Image: Ficción

Image: Ficción

Mínima molestia

Ficción

14 octubre, 2016 02:00

Primero leí la novela de Elvira Navarro. Me atraía su tema, también su apuesta, hecha por una autora que me interesa y a la que respeto. Disfruté de la lectura de Los últimos días de Adelaida García Morales (Literatura Random House), asumiendo que parte del atractivo del libro reside en las incomodidades que suscita, no solamente en relación a su asunto, sino también a su forma, incluso a su envoltorio. Esa cubierta, con el retrato coloreado de García Morales en primer plano, y al fondo una fotografía de Navarro, tapada a medias por... ¡un gatito! ¿Era necesaria? Y ese epílogo. ¿A quién se le ocurre? Y, de remate, esa página final, con una imagen seriada de la escritora sobre cuyo final se especula.

Poco después, con gran despliegue por parte del suplemento Babelia, el artículo de Víctor Erice, impugnando con dolida contundencia la novela de Navarro, que no sale indemne de la recusación de que es objeto. Erice es un fino lector, en este caso con toda su susceptibilidad alerta, y detecta enseguida cuál es el talón de Aquiles de la fraseología empleada por Navarro en la justificación de su experimento. Lo encuentra al comienzo de las “Aclaraciones” finales relativas a los dos correos electrónicos que están en el origen del libro. Dice allí la autora: “Este libro es una obra de ficción. Todo lo que se narra es falso, y en ningún caso debe leerse como una crónica de los últimos días de Adelaida García Morales”. Como observa Erice, “esa referencia al carácter ‘falso' de su propia narración delata en Navarro una confusión elemental ante el hecho literario. Porque las ficciones narrativas verdaderamente logradas no se ocupan de la disyuntiva verdadero-falso, sino que, partiendo de lo ficticio, aspiran a alcanzar un vínculo sólido y perdurable con lo verosímil. No se caracterizan por inspirarse necesariamente en lo real, sino por comunicar por sí mismas -sin el auxilio de un rasgo externo a ellas- un fondo de veracidad”.

Un comentario impecable, como no sea por la atribución a Navarro de esa “confusión elemental ante el hecho literario”. Confiado en la probada inteligencia literaria de Navarro, yo por mi parte tiendo a pensar más bien en un desliz, pero en un desliz significativo, sin duda. Particularmente en estos tiempos en que -como la propia novela de Navarro ha permitido constatar- se habla tanto y tan huecamente de novela de no ficción, de “relatos reales” y otras aparentes paradojas y oxímoron por el estilo.

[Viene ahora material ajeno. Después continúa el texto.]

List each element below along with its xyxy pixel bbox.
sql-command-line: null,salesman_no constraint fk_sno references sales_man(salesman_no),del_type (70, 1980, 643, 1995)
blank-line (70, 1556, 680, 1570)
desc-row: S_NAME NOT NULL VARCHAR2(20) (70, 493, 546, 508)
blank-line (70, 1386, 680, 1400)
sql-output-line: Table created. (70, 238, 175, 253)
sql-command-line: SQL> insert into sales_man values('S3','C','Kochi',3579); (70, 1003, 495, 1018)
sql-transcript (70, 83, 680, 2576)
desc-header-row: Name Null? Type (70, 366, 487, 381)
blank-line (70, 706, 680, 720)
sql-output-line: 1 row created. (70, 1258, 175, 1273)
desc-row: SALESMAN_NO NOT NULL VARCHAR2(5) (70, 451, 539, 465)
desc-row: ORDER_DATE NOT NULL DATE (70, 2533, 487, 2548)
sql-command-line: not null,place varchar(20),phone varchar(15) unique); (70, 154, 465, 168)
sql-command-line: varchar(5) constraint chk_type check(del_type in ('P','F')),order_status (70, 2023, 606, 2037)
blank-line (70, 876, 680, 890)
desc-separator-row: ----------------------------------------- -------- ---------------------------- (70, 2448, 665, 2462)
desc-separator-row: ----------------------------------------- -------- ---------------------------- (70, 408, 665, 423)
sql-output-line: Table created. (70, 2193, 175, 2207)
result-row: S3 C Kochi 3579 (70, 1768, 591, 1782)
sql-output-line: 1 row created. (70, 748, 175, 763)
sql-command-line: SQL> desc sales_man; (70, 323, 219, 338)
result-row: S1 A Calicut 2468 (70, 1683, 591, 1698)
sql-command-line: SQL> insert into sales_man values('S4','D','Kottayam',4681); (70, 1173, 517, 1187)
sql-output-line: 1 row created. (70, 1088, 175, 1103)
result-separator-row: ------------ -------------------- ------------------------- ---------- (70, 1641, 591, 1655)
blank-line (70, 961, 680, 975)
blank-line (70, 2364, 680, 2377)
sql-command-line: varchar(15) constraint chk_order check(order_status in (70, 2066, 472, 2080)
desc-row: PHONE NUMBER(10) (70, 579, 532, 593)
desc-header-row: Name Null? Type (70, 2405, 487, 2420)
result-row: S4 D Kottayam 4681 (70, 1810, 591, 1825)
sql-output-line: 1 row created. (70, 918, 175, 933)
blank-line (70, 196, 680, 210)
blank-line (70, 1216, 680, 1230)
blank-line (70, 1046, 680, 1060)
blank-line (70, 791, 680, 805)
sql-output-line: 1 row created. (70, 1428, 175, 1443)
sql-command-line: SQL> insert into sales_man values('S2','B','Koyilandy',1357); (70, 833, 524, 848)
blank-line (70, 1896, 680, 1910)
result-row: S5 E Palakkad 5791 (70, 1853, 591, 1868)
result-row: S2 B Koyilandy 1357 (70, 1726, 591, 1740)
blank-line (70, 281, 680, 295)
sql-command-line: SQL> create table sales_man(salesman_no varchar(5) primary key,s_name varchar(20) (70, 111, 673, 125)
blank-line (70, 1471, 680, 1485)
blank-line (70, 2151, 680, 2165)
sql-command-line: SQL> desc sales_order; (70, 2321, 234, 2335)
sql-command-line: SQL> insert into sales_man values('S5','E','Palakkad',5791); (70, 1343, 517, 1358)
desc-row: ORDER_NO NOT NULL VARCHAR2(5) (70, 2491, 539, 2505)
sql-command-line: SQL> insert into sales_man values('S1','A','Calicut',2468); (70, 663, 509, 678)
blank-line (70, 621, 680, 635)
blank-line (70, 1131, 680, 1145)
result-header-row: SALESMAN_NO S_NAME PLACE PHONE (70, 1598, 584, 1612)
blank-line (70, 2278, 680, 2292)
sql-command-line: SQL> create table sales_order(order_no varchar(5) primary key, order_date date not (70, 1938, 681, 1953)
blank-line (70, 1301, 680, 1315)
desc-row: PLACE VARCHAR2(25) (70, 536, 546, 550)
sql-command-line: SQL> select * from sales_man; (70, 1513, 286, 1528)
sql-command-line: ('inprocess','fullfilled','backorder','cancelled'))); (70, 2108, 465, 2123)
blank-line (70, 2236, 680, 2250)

Por muy de moda que estén estos conceptos, lo cierto es que vienen de lejos. En la segunda entrega de los diarios de Ricardo Piglia, Los años felices (Anagrama), donde, con lúcida insistencia, se da vueltas a la cuestión, se lee en una entrada del mes de septiembre de 1970: “Novela. No se trata de convertir el documento en ficción, ni de explicar dónde está la verdad en lo que narro, se trata de enunciar la ficción en el modo de enunciar los materiales reales”.

¿Lo consigue Navarro en Los últimos días de Adelaida García Morales? Yo diría que, para eludir el problema, ha tratado de obviar, precisamente, los documentos. Basándose apenas en esos dos correos, ha trabajado únicamente en un plano conjetural, como si la simple (y en su caso no del todo rigurosa) omisión de los testimonios constituyera una garantía de ficcionalidad.

Y quizás ha subestimado el riesgo asumido. En primer lugar porque, como dice agriamente Erice, “no hay literatura inocente, y no sólo en relación a aquello que los escritores pretenden contar”. Siendo así, ¿valoró suficientemente Navarro su responsabilidad a la hora de “apropiarse” de una personalidad concreta? ¿Sopesó que, como dice Erice, “el uso de la persona real de Adelaida García Morales posee también una dimensión claramente publicitaria en el mercado”? ¿Tuvo en cuenta la avidez de sensacionalismo y de mitología del periodismo cultural? ¿Se acordó de la indigencia de una crítica que en muy contados casos ha captado el juego sutil pero peligroso que su libro propone?

Son sólo unas pocas de las preguntas que suscita el que, si hubiera un tejido cultural como Dios manda, bien podría ser el debate de la temporada.